The emphasis on the law continued to play a part in Schaeffer’s worldview theology. “In Reformation countries,” Schaeffer wrote, “the Old Testament civil law has been the basis of our civil law.” Of course, he wanted to add the obligatory aside that “we are not a theocracy.” Even so, Schaeffer went to argue, “nevertheless, when Reformation Christianity provided the consensus, men naturally looked back to the civil law that God gave Israel, not to carry it out in every detail, but to see it as a pattern and a base.”[19] Schaeffer saw the book of Joshua as “a link between the Pentateuch (the writings of Moses) and the rest of Scripture. It is crucial for understanding the unity the Pentateuch has with all that follows it, including the New Testament.”[20] It was the law of the Pentateuch that was linked by Joshua with the New Testament.Unfortunately, Schaeffer left behind an unfinished legacy. He knew where the answer was, but he was unable, within the confines of his own methodology and his premillennial eschatology, to see it through. How influential have the Schaeffer disciples been? Not very. They continue to offer incomplete critiques of culture, but as of yet, except for musings about how pluralism is the answer, little that is constructive and specific has come from them. Even Schaeffer’s son, Frank, has abandoned much of his father’s work. The Schaeffer crowd has talked a lot about social involvement but little is said about the details. Of course, they are not alone in their ambiguity. Few Christian leaders want to get down to the nitty-gritty of really applying the Bible they say they believe in.
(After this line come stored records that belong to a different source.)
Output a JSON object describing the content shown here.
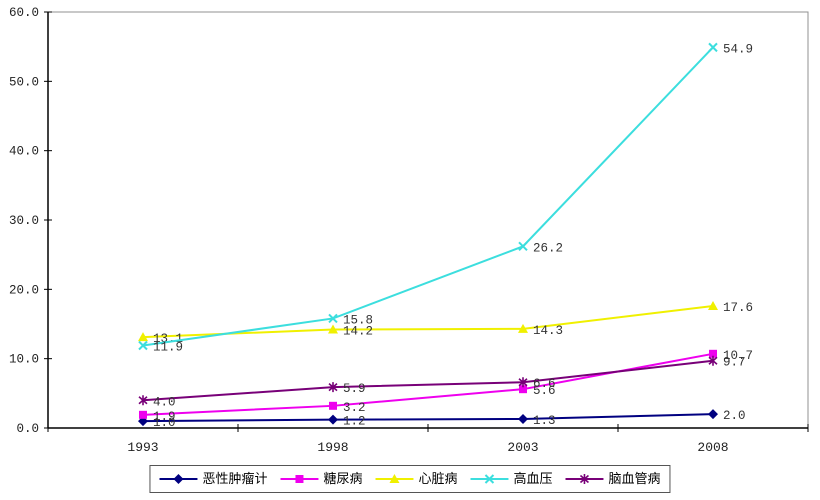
{
  "chart_data": {
    "type": "line",
    "title": "",
    "xlabel": "",
    "ylabel": "",
    "x": [
      "1993",
      "1998",
      "2003",
      "2008"
    ],
    "series": [
      {
        "name": "恶性肿瘤计",
        "marker": "diamond",
        "color": "#000080",
        "values": [
          1.0,
          1.2,
          1.3,
          2.0
        ],
        "labels": [
          "1.0",
          "1.2",
          "1.3",
          "2.0"
        ]
      },
      {
        "name": "糖尿病",
        "marker": "square",
        "color": "#EE00EE",
        "values": [
          1.9,
          3.2,
          5.6,
          10.7
        ],
        "labels": [
          "1.9",
          "3.2",
          "5.6",
          "10.7"
        ]
      },
      {
        "name": "心脏病",
        "marker": "triangle",
        "color": "#F0F000",
        "values": [
          13.1,
          14.2,
          14.3,
          17.6
        ],
        "labels": [
          "13.1",
          "14.2",
          "14.3",
          "17.6"
        ]
      },
      {
        "name": "高血压",
        "marker": "x",
        "color": "#3CDEDE",
        "values": [
          11.9,
          15.8,
          26.2,
          54.9
        ],
        "labels": [
          "11.9",
          "15.8",
          "26.2",
          "54.9"
        ]
      },
      {
        "name": "脑血管病",
        "marker": "asterisk",
        "color": "#780078",
        "values": [
          4.0,
          5.9,
          6.6,
          9.7
        ],
        "labels": [
          "4.0",
          "5.9",
          "6.6",
          "9.7"
        ]
      }
    ],
    "ylim": [
      0,
      60
    ],
    "ytick_step": 10,
    "ytick_labels": [
      "0.0",
      "10.0",
      "20.0",
      "30.0",
      "40.0",
      "50.0",
      "60.0"
    ],
    "grid": false,
    "data_labels": true,
    "legend_position": "bottom",
    "colors": {
      "axis": "#000000",
      "plot_border": "#909090",
      "label_text": "#333333",
      "tick_text": "#222222",
      "background": "#ffffff"
    }
  }
}
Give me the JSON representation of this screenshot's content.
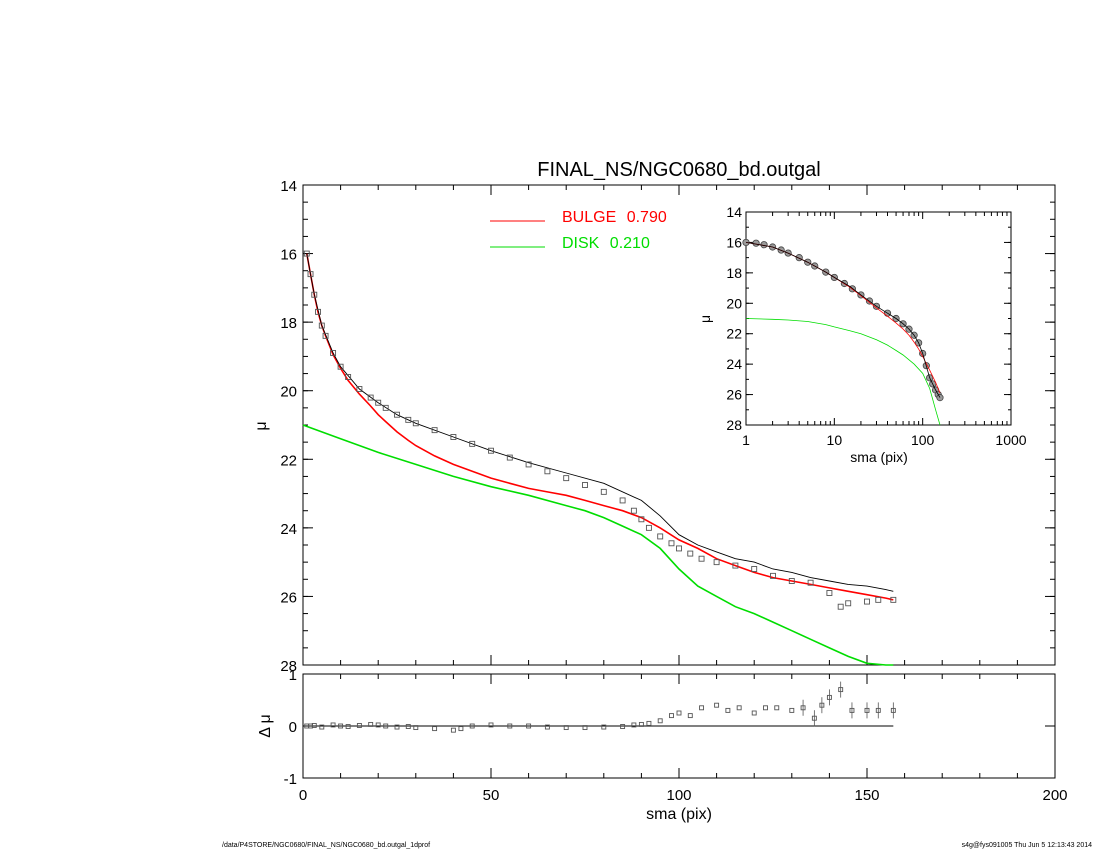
{
  "title": "FINAL_NS/NGC0680_bd.outgal",
  "colors": {
    "data": "#000000",
    "total_model": "#000000",
    "bulge": "#ff0000",
    "disk": "#00dd00",
    "markers": "#555555"
  },
  "legend": [
    {
      "name": "BULGE",
      "value": "0.790",
      "color": "#ff0000"
    },
    {
      "name": "DISK",
      "value": "0.210",
      "color": "#00dd00"
    }
  ],
  "footer": {
    "path": "/data/P4STORE/NGC0680/FINAL_NS/NGC0680_bd.outgal_1dprof",
    "host_time": "s4g@fys091005  Thu Jun  5 12:13:43 2014"
  },
  "chart_data": [
    {
      "id": "main",
      "type": "scatter",
      "title": "FINAL_NS/NGC0680_bd.outgal",
      "xlabel": "sma (pix)",
      "ylabel": "μ",
      "xlim": [
        0,
        200
      ],
      "ylim": [
        28,
        14
      ],
      "y_inverted": true,
      "xticks": [
        "0",
        "50",
        "100",
        "150",
        "200"
      ],
      "yticks": [
        "14",
        "16",
        "18",
        "20",
        "22",
        "24",
        "26",
        "28"
      ],
      "series": [
        {
          "style": "points",
          "x": [
            1,
            2,
            3,
            4,
            5,
            6,
            8,
            10,
            12,
            15,
            18,
            20,
            22,
            25,
            28,
            30,
            35,
            40,
            45,
            50,
            55,
            60,
            65,
            70,
            75,
            80,
            85,
            88,
            90,
            92,
            95,
            98,
            100,
            103,
            106,
            110,
            115,
            120,
            125,
            130,
            135,
            140,
            143,
            145,
            150,
            153,
            157
          ],
          "y": [
            16.0,
            16.6,
            17.2,
            17.7,
            18.1,
            18.4,
            18.9,
            19.3,
            19.6,
            19.95,
            20.2,
            20.35,
            20.5,
            20.7,
            20.85,
            20.95,
            21.15,
            21.35,
            21.55,
            21.75,
            21.95,
            22.15,
            22.35,
            22.55,
            22.75,
            22.95,
            23.2,
            23.5,
            23.75,
            24.0,
            24.25,
            24.45,
            24.6,
            24.75,
            24.9,
            25.0,
            25.1,
            25.2,
            25.4,
            25.55,
            25.6,
            25.9,
            26.3,
            26.2,
            26.15,
            26.1,
            26.1
          ]
        },
        {
          "name": "BULGE",
          "style": "line",
          "x": [
            1,
            2,
            3,
            4,
            5,
            6,
            8,
            10,
            12,
            15,
            18,
            20,
            22,
            25,
            28,
            30,
            35,
            40,
            45,
            50,
            55,
            60,
            65,
            70,
            75,
            80,
            85,
            90,
            95,
            100,
            105,
            110,
            115,
            120,
            125,
            130,
            135,
            140,
            145,
            150,
            155,
            157
          ],
          "y": [
            16.0,
            16.6,
            17.2,
            17.7,
            18.1,
            18.4,
            18.95,
            19.35,
            19.7,
            20.1,
            20.45,
            20.7,
            20.9,
            21.2,
            21.45,
            21.6,
            21.9,
            22.15,
            22.35,
            22.55,
            22.7,
            22.85,
            22.95,
            23.05,
            23.2,
            23.35,
            23.5,
            23.7,
            24.0,
            24.35,
            24.6,
            24.9,
            25.1,
            25.3,
            25.45,
            25.55,
            25.65,
            25.75,
            25.85,
            25.95,
            26.05,
            26.1
          ]
        },
        {
          "name": "DISK",
          "style": "line",
          "x": [
            0,
            10,
            20,
            30,
            40,
            50,
            60,
            70,
            75,
            80,
            85,
            90,
            95,
            100,
            105,
            110,
            115,
            120,
            125,
            130,
            135,
            140,
            145,
            150,
            155,
            157
          ],
          "y": [
            21.0,
            21.4,
            21.8,
            22.15,
            22.5,
            22.8,
            23.05,
            23.35,
            23.5,
            23.7,
            23.95,
            24.2,
            24.6,
            25.2,
            25.7,
            26.0,
            26.3,
            26.5,
            26.75,
            27.0,
            27.25,
            27.5,
            27.75,
            27.95,
            28.0,
            28.05
          ]
        },
        {
          "name": "total",
          "style": "line",
          "x": [
            1,
            2,
            3,
            5,
            8,
            10,
            15,
            20,
            25,
            30,
            40,
            50,
            60,
            70,
            80,
            90,
            95,
            100,
            105,
            110,
            115,
            120,
            125,
            130,
            135,
            140,
            145,
            150,
            155,
            157
          ],
          "y": [
            16.0,
            16.6,
            17.2,
            18.1,
            18.9,
            19.3,
            19.95,
            20.35,
            20.7,
            20.95,
            21.35,
            21.75,
            22.1,
            22.4,
            22.7,
            23.2,
            23.65,
            24.2,
            24.5,
            24.7,
            24.9,
            25.0,
            25.2,
            25.3,
            25.45,
            25.55,
            25.65,
            25.7,
            25.8,
            25.85
          ]
        }
      ]
    },
    {
      "id": "residual",
      "type": "scatter",
      "xlabel": "sma (pix)",
      "ylabel": "Δ μ",
      "xlim": [
        0,
        200
      ],
      "ylim": [
        -1,
        1
      ],
      "xticks": [
        "0",
        "50",
        "100",
        "150",
        "200"
      ],
      "yticks": [
        "-1",
        "0",
        "1"
      ],
      "x": [
        1,
        2,
        3,
        5,
        8,
        10,
        12,
        15,
        18,
        20,
        22,
        25,
        28,
        30,
        35,
        40,
        42,
        45,
        50,
        55,
        60,
        65,
        70,
        75,
        80,
        85,
        88,
        90,
        92,
        95,
        98,
        100,
        103,
        106,
        110,
        113,
        116,
        120,
        123,
        126,
        130,
        133,
        136,
        138,
        140,
        143,
        146,
        150,
        153,
        157
      ],
      "y": [
        0.0,
        0.0,
        0.01,
        -0.02,
        0.02,
        0.0,
        -0.01,
        0.01,
        0.03,
        0.02,
        0.0,
        -0.02,
        -0.01,
        -0.03,
        -0.05,
        -0.08,
        -0.05,
        0.0,
        0.02,
        0.0,
        0.0,
        -0.02,
        -0.03,
        -0.03,
        -0.02,
        -0.01,
        0.02,
        0.03,
        0.05,
        0.1,
        0.2,
        0.25,
        0.2,
        0.35,
        0.4,
        0.3,
        0.35,
        0.25,
        0.35,
        0.35,
        0.3,
        0.35,
        0.15,
        0.4,
        0.55,
        0.7,
        0.3,
        0.3,
        0.3,
        0.3
      ]
    },
    {
      "id": "inset",
      "type": "scatter",
      "xlabel": "sma (pix)",
      "ylabel": "μ",
      "x_scale": "log",
      "xlim": [
        1,
        1000
      ],
      "ylim": [
        28,
        14
      ],
      "xticks": [
        "1",
        "10",
        "100",
        "1000"
      ],
      "yticks": [
        "14",
        "16",
        "18",
        "20",
        "22",
        "24",
        "26",
        "28"
      ],
      "series": [
        {
          "style": "points",
          "x": [
            1,
            1.3,
            1.6,
            2,
            2.5,
            3,
            4,
            5,
            6,
            8,
            10,
            13,
            16,
            20,
            25,
            30,
            40,
            50,
            60,
            70,
            80,
            90,
            100,
            110,
            120,
            130,
            140,
            150,
            157
          ],
          "y": [
            16.0,
            16.05,
            16.15,
            16.3,
            16.5,
            16.7,
            17.0,
            17.3,
            17.55,
            17.95,
            18.3,
            18.7,
            19.05,
            19.45,
            19.85,
            20.2,
            20.65,
            21.0,
            21.35,
            21.7,
            22.1,
            22.6,
            23.3,
            24.1,
            24.9,
            25.3,
            25.7,
            26.0,
            26.2
          ]
        },
        {
          "name": "BULGE",
          "style": "line",
          "x": [
            1,
            2,
            3,
            5,
            8,
            10,
            15,
            20,
            30,
            40,
            50,
            60,
            70,
            80,
            90,
            100,
            120,
            140,
            157
          ],
          "y": [
            16.0,
            16.3,
            16.7,
            17.3,
            17.95,
            18.3,
            18.95,
            19.5,
            20.3,
            20.85,
            21.3,
            21.7,
            22.1,
            22.55,
            23.0,
            23.5,
            24.4,
            25.2,
            25.9
          ]
        },
        {
          "name": "DISK",
          "style": "line",
          "x": [
            1,
            2,
            3,
            5,
            8,
            10,
            15,
            20,
            30,
            40,
            50,
            60,
            80,
            100,
            120,
            140,
            157
          ],
          "y": [
            21.0,
            21.05,
            21.1,
            21.2,
            21.4,
            21.55,
            21.8,
            22.0,
            22.4,
            22.75,
            23.1,
            23.4,
            24.0,
            24.6,
            25.6,
            27.0,
            28.0
          ]
        },
        {
          "name": "total",
          "style": "line",
          "x": [
            1,
            2,
            3,
            5,
            8,
            10,
            15,
            20,
            30,
            40,
            50,
            60,
            70,
            80,
            90,
            100,
            120,
            140,
            157
          ],
          "y": [
            16.0,
            16.3,
            16.7,
            17.3,
            17.95,
            18.3,
            18.9,
            19.45,
            20.2,
            20.65,
            21.0,
            21.35,
            21.7,
            22.1,
            22.6,
            23.3,
            24.9,
            25.7,
            26.2
          ]
        }
      ]
    }
  ]
}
[1]Francis R. Beattie, Calvinism and Modern Thought (Philadelphia, Pennsylvania: West­min­ster Press, 1901), 13, 14. Quoted by Clarence Bouma, “The Relevance of Calvin­ism for Today,” God-Centered Living or Calvinism in Action (Grand Rapids: Baker Book House, 1951), 14.

[2]Bouma, “The Relevance of Calvinism for Today,” 14.

[3]Benjamin B. WarWeld, Calvin and Calvinism (New York: Oxford University Press, 1931), 354-355.

[4]Bouma, “The Relevance of Calvinism for Today,” God-Centered Living, 20.

[5]Quoted in S. Lewis Johnson, “The Paralysis of Legalism,” Bibliotheca Sacra, 120 (April/June 1963), 109.

[6]Bouma, “The Relevance of Calvinism for Today,” 20.

[7]Peter Van Tuinen, “The Task of the Church for the Solution of Modern Problems,” God-Centered Living, 43-44.

[8]While it might not seem to make that much difference to some, Romans 2:15 actually says, “in that they show the work of the Law written in their hearts.”

[9]Thomas C. Atwood, “Through a Glass Darkly: Is the Christian Right Over­confident It Knows God’s Will?,” Policy Review (Fall 1990), 49.

[10]Atwood, “Through a Glass Darkly,” 49.

[11]Garret Heyns, “Calvinism and Social Problems,” God-Centered Living, 236.

[12]Robert H. Bork, “Preface” in Herbert Schlossberg, Idols for Destruction: Christian Faith and Its Confrontation with American Society (Washington, D.C.: Regnery Gateway, [1983] 1990), xvi.

[13]Kenneth L. Woodward, “The Guru of Fundamentalism,” Newsweek (November 1, 1982), 88.

[14]Carl F.H. Henry, The Uneasy Conscience of Modern Fundamentalism (Grand Rapids, MI: Eerdmans, 1947).

[15]Francis A. Schaeffer, The God Who is There (1968) in The Complete Works of Francis A. Schaeffer, 5 vols. (Westchester, IL: Crossway Books, 1982), 1:7.

[16]Schaeffer, “Preface,” A Christian Manifesto (1981) in Complete Works, 5:417

[17]Schaeffer, “Preface,” A Christian Manifesto, 5:417.

[18]Schaeffer, Escape from Reason (1968) in Complete Works, 1:261-262.

[19]Schaeffer, Joshua in the Flow of Biblical History (1975) in Complete Works, 2:298.

[20]Schaeffer, Joshua in the Flow of Biblical History, 2:153.